Dalam dunia yang kadang terlalu gaduh dengan perbedaan, mereka menunjukkan bahwa keragaman bukanlah hambatan, melainkan kekayaan. Dan bahasa—sekecil apa pun kata yang diucapkan—bisa menjadi jembatan yang menghubungkan hati.
Inilah semangat Youth Service yang sejati: memberi tanpa pamrih, mendengar tanpa menghakimi, dan membangun masa depan dengan tangan terbuka.
Karena saat kita belajar menyapa dalam bahasa satu sama lain, kita juga belajar menyapa dunia dengan cinta.
Building Cultures Through Language: A Story of Friendship, Understanding, and Hope
In a world that moves fast, we often forget that what truly connects us isn’t just technology or global trends—it’s something much simpler: words. A warm greeting, a shared laugh, a small phrase in someone else’s language that says, “I see you.” That’s where it all began.
On May 11, 2025, four Rotaract Clubs from four different countries came together—not just to meet, but to build a bridge between cultures through language. From Universiti Teknologi PETRONAS in Malaysia, NAUTH in Nigeria, One Million Lives Saigon in Vietnam, and Purwokerto Aksakarsa in Indonesia, they united under one powerful idea: Bridging Cultures Through Languages.
Participants didn’t just learn greetings like “Ndewo” in Igbo, “Xin chào” in Vietnamese, or “Apa kabar?” and “Selamat datang” in Bahasa Indonesia and Malay. They learned the stories behind those words—the culture, history, and way of life from places that once felt far away, but now felt familiar.
Behind the scenes, the project was built with care. The team conducted needs assessments, mapped youth interests, and ensured digital access so every voice could be heard and every face could be seen. It wasn’t just about language exchange; it was a space to share stories, showcase club initiatives, and dream up future collaborations.
One participant from Nigeria said, “I never imagined I’d be saying greetings in Vietnamese and making my friend from Saigon laugh at my accent. But that’s the beauty of it—we learned, we laughed, we grew.”
And grow, they did—together.
Even after the sessions ended, the impact lived on. The materials were shared for future learning, friendships became seeds for upcoming joint projects, and leadership roles ensured continuity through mentorship. These young people became not only learners of language but ambassadors of friendship—and leaders for tomorrow.
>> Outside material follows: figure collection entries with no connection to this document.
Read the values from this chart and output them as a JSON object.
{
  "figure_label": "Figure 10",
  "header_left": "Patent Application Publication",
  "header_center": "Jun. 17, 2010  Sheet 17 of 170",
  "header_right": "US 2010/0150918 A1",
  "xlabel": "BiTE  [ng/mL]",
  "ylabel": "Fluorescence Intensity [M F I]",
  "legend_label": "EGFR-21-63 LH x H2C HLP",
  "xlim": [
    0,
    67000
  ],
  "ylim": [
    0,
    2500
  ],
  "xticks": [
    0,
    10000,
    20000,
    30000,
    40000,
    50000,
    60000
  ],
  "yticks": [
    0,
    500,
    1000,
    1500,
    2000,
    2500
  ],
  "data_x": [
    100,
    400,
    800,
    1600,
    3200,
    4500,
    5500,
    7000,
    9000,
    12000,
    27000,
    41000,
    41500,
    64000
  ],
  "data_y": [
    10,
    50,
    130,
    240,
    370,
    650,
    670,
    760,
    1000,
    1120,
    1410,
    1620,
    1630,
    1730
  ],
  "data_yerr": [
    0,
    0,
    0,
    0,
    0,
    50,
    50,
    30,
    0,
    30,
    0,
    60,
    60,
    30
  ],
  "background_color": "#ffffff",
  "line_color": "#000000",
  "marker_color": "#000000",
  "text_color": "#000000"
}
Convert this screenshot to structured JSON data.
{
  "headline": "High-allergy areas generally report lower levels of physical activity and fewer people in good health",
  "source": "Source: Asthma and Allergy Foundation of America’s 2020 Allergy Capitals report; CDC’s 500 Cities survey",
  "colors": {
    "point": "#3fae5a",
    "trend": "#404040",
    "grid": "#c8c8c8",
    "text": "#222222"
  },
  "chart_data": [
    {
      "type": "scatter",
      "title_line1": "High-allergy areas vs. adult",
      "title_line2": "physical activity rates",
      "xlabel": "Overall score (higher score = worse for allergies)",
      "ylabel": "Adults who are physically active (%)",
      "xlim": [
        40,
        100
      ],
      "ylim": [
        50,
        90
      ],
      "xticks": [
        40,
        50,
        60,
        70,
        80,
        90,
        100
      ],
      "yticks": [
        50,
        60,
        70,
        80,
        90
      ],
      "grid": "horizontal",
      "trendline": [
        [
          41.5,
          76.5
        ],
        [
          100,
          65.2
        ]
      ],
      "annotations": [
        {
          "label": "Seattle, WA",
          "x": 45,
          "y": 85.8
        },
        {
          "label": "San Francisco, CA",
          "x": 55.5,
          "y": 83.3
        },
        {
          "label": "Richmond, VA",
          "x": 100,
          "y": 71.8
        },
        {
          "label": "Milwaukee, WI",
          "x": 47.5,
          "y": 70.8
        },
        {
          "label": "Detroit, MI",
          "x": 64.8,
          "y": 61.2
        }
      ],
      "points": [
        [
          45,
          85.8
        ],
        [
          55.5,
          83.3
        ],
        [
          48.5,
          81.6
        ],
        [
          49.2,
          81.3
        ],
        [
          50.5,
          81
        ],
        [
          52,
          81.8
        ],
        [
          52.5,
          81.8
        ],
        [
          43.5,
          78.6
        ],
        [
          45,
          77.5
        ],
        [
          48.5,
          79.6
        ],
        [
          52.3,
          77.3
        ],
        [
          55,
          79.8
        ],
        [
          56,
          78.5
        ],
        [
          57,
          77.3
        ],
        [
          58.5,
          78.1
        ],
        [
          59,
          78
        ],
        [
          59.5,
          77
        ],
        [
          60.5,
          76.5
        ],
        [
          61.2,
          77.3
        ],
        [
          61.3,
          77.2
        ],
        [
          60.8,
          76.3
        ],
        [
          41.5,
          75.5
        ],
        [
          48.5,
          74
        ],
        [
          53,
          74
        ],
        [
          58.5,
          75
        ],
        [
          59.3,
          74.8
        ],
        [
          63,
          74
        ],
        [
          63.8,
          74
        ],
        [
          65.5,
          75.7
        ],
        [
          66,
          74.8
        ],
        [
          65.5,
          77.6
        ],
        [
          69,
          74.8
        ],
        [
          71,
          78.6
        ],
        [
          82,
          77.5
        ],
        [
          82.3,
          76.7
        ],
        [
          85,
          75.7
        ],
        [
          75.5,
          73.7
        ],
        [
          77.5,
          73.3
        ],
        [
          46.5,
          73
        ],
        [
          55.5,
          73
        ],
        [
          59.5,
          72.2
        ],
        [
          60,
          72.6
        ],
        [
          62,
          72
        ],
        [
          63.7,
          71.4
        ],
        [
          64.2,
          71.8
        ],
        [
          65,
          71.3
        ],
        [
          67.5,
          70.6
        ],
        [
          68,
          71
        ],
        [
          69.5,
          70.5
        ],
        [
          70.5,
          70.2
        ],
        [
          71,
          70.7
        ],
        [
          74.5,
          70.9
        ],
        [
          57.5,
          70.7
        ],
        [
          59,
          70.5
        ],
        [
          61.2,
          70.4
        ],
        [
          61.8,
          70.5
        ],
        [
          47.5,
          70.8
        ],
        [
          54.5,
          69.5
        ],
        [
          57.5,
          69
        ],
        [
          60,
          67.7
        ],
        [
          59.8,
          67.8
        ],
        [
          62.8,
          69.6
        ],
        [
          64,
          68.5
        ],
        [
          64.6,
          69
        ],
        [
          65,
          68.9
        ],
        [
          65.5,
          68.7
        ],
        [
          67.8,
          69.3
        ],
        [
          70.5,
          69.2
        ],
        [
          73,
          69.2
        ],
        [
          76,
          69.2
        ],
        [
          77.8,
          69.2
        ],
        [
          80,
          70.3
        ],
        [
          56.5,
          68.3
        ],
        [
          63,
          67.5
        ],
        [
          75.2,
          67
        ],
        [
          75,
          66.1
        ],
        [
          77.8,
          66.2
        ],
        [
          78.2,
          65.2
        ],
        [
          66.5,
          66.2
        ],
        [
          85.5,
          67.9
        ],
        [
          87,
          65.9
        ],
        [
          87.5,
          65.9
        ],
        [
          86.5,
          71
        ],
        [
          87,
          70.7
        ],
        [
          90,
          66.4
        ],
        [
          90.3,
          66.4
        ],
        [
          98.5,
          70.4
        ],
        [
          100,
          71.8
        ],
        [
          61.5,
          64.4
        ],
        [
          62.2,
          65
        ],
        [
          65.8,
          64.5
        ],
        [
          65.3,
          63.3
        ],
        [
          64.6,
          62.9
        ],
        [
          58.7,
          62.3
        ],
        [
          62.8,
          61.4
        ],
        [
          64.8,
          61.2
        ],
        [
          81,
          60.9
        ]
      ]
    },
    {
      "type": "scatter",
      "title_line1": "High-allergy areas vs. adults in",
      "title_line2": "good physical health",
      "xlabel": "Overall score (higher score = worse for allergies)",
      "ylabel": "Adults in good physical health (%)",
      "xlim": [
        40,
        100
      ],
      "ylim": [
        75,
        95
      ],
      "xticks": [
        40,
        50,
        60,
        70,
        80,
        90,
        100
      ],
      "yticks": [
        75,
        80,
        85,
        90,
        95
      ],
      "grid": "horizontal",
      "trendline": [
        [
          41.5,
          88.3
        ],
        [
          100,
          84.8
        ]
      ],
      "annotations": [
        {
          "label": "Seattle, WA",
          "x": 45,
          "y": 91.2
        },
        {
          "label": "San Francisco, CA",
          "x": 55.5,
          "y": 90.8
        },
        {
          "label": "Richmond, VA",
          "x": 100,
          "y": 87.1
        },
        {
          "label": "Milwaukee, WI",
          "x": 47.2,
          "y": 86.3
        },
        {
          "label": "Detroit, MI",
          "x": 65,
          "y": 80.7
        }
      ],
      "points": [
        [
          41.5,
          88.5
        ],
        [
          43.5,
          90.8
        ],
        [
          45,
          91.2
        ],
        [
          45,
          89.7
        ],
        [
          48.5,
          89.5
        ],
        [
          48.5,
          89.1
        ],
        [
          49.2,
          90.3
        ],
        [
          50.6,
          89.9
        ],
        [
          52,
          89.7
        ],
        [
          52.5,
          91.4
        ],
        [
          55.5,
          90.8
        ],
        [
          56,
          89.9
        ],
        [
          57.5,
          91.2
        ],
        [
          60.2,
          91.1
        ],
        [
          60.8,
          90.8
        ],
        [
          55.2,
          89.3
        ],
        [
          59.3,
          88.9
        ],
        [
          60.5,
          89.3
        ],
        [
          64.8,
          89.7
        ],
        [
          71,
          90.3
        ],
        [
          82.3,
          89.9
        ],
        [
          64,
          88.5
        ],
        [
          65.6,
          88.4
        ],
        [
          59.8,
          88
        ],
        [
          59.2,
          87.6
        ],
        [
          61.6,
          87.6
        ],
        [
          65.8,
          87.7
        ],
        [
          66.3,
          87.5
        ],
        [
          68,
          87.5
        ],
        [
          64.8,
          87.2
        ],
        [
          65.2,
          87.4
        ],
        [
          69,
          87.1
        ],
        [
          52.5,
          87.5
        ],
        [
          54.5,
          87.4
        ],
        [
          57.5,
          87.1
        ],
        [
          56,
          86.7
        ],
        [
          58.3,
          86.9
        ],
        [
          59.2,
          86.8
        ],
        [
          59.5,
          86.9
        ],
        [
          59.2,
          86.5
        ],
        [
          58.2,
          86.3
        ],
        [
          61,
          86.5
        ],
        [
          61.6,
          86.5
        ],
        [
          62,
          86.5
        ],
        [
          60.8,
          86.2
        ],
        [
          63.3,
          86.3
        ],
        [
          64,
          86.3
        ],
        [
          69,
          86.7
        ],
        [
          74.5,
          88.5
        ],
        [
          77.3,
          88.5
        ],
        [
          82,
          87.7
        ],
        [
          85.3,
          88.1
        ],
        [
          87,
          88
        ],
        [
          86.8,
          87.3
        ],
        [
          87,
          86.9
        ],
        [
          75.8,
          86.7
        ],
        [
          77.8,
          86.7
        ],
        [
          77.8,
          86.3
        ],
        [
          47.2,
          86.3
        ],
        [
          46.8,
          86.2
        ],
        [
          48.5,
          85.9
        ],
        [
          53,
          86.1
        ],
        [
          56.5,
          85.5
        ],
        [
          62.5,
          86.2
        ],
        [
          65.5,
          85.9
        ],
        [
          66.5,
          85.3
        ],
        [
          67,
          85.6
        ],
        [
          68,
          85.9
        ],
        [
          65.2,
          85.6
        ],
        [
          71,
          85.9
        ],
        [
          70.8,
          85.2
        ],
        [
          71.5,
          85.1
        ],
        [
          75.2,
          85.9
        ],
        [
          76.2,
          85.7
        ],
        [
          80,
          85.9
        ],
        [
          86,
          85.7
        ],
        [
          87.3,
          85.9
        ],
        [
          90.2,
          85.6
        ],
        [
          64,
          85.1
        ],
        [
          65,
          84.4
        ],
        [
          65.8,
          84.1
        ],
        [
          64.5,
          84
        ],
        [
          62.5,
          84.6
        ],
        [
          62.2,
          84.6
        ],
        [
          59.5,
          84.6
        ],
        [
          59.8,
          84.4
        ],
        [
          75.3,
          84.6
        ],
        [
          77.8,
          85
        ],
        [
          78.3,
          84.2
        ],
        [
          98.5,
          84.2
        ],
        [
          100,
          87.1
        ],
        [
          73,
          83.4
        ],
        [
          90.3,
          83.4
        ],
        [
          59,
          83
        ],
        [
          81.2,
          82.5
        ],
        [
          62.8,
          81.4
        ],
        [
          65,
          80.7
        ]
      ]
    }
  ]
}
In a world that can be too loud with differences, they showed that diversity is not a barrier—it’s a treasure. And language, no matter how small the word, can be a bridge that connects hearts.
This is the true spirit of Youth Service: giving without expecting, listening without judging, and building the future with open hands.
Because when we learn to greet each other in one another’s language, we also learn to greet the world—with kindness.